Allah’ın , hasta olan birine ilâç vasıtasıyla şifa vermesi gibi mânevî hastalıklara müptelâ olan birine velî ve sâlih kulları vasıtasıyla şifa vermesi de sünnetine uygundur. (Muhammed el-Burhânî, s. 3-8; Himyerî, s. 22-23, 55-56)
b) Velîler ve sâlih müminlerin zatıyla tevessül câiz değildir.Maide 35’in bu tür tevessülü kapsamadığını ifade ederler.
6. Peygamberler, velîler ve sâlihlerin zatıyla Allah’a yemin ederek tevessülde bulunmak. Başta Ebû Hanîfe olmak üzere âlimlerin büyük çoğunluğu, “Filân velînin veya sâlih kulun hakkı için senden şunu niyaz ederim” şeklinde yemin mânasına gelebilecek ifadelerle tevessülün câiz görülmediği yahut tahrîmen mekruh olduğu görüşünde birleşmiştir.Allah’tan başkası adına yemin etmek caiz değildir.Selef âlimlerine göre ise bu tür bir tevessül şirke götürür. Tasavvuf mensupları bu tür tevessülü câiz görmüştür. ( Âlûsî, VI, 128;)

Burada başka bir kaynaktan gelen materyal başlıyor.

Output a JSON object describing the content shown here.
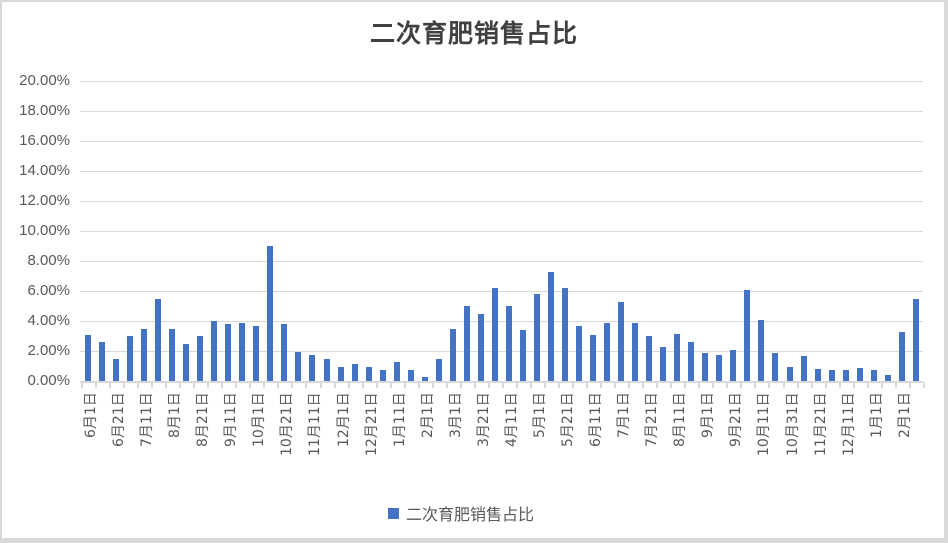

İmam Zahid el-Kevseri tevessül konusunda ölü ile dirinin bir farkı bulunmadığını her ikisi ile de tevessül edilebileceğini yazmıştır.Kevseri , Mehku’t Tekavvul fi mes’eleti’t tevessül, s.4,Mektebetul Ezher
7
. Peygamberler, velîler ve sâlih kullarla ölümlerinden sonra tevessülde bulunmak.

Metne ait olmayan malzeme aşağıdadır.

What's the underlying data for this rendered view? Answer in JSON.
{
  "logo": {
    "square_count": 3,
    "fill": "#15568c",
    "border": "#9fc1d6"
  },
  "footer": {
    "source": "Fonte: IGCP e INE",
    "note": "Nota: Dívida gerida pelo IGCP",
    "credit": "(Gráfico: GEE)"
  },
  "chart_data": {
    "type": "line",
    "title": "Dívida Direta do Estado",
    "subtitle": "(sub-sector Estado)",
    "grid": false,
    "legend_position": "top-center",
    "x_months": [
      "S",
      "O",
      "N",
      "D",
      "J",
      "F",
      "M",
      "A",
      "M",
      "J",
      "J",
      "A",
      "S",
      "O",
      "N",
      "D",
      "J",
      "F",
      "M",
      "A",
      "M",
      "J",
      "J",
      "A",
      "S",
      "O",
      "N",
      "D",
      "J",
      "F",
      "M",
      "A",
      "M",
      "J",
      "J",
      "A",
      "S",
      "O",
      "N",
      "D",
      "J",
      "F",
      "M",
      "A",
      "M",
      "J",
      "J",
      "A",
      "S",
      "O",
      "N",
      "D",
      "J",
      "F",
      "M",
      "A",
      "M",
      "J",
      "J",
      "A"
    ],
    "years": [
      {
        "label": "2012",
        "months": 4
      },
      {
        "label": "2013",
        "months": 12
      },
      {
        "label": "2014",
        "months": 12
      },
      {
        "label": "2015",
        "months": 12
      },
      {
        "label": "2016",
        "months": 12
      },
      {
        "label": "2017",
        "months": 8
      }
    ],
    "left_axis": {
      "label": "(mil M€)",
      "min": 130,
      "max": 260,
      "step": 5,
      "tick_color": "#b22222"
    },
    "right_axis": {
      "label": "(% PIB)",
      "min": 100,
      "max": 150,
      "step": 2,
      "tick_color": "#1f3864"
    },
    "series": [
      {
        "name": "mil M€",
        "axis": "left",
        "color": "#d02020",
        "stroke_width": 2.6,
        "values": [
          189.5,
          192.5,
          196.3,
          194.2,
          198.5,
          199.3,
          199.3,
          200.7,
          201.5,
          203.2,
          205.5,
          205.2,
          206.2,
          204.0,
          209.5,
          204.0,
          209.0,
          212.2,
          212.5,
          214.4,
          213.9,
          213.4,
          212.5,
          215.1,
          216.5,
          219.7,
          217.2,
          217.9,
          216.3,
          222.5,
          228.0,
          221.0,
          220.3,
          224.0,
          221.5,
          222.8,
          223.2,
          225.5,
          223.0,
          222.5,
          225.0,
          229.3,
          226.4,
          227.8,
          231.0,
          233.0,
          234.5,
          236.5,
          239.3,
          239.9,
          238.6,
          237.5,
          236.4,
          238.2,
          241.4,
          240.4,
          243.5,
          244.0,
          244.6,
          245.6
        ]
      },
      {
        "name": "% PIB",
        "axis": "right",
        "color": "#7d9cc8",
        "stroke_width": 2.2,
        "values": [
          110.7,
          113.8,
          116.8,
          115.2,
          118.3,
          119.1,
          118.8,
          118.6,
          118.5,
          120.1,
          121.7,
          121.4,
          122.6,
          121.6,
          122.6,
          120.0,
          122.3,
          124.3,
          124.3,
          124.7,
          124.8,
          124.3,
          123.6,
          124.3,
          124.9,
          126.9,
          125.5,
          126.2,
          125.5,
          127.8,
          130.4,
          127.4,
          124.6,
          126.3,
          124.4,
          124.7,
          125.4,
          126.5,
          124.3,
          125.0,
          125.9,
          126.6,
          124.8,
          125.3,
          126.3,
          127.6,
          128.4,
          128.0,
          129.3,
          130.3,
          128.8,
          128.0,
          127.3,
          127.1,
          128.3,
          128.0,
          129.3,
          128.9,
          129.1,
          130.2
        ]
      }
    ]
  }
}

Eş‘ariyye, Mâtürîdiyye ve Sûfiyye’ye mensup âlimlere göre ölümlerinden sonra da Allah’ın iyi kullarıyla tevessül edilebilir. Çünkü tevessülle elde edilen sonucu yaratan Allah’tır ve sâlih kulun diri veya ölü olması durumu değiştirmez.
Ölülere mezarlıkta selâm verilmesi onların da ruhen buna mukabele etmesini gerektirir. Temiz ruhların, kabirlerini ziyarete gelenlerin ruhlarıyla ilişki kurması, onları hayra yöneltmesi ve nurlandırması mümkündür.İbn Hacer’in de ifade ettiği gibi ruhlar hayattadır.( İbn Hacer el-Heytemi el-Fetava’l Kübra el-Fıkhiyye 4. cilt,382.sayfa) Nitekim Şâfiî, Ebû Hanîfe’nin; İbn Huzeyme, Ali er-Rızâ’nın; Ebû Ali el-Hallâl Mûsâ el-Kâzım’ın kabrine gidip tevessülde bulunmuştur. Fahreddin er-Râzî, Teftâzânî, Seyyid Şerîf el- Cürcânî gibi âlimlerin bu tevessülü câiz görmesi ashaptan itibaren Müslümanların uyguladığı bu fiilin meşruluğunu gösterir. (el-Metâlibü’l-âliye, VII, 275-277; Şerhu’l Mekasid, II, 43; Kevserî, s. 5-9)
İbn Teymiyye’den itibaren bu tevessülü câiz kabul etmeyen Selef âlimlerine göre tarihte putperestlik ölen sâlih kişilerden yardım dilemekle başlamıştır.
Kırmızı olarak çizilmiş yerin tercümesi :’’ Salih/iyi insanlar ile tevessülde bulunmak/yardım istemek mezhebin (Hanbeli mezhebinin) sahih görüşüdür.’’
Kaynak : el-İnsaf fi marifeti’r-racih mine’l-hilaf ala mezhebi’l-İmam Ahmed b. Hanbel, c.2,s. 456,1955
Mezardaki kişilerden yardım isteme düşüncesi Fatiha süresi beşinci ayetle çelişmez mi ?
Bu hal,Fatiha süresi beşinci ayete “Ancak Sana kulluk eder ve yalnız Senden yardım dileriz. ” aykırı değildir.Çünkü ayette kast edilen isnad-ı hakikidir.Yani yaratma kast edilmiştir.Yaratma kastı olmaksızın yardım kast edilmiş olsa herkesin durumu vahimdir çünkü hasta olan doktordan,malı çalınan polisten,hakkı yenen kişi hakimden,sınava hazırlanan öğretmenden yardım istemektedir.Ayetlerin tamamı zahirine göre değerlendirilmez.Ne gibi? Âli İmran suresi 49. Ayette Hz.İsa’nın Körü ve alacalıyı iyileştiririm ve Allah’ın izniyle ölüleri diriltirim,demesi gibi.Burada isnad-ı mecazi vardır.Hz.İsa’nın bu cümlesinin zahirine bakıldığında ölüleri kendisinin dirilttiğini görüyoruz.Hz.İsa ben diriltirim,diyor.Oysa dirilten Allah’tır.Allah’tan başka yaratıcı olmadığına göre bu ayette kast edilen yaratma değildir.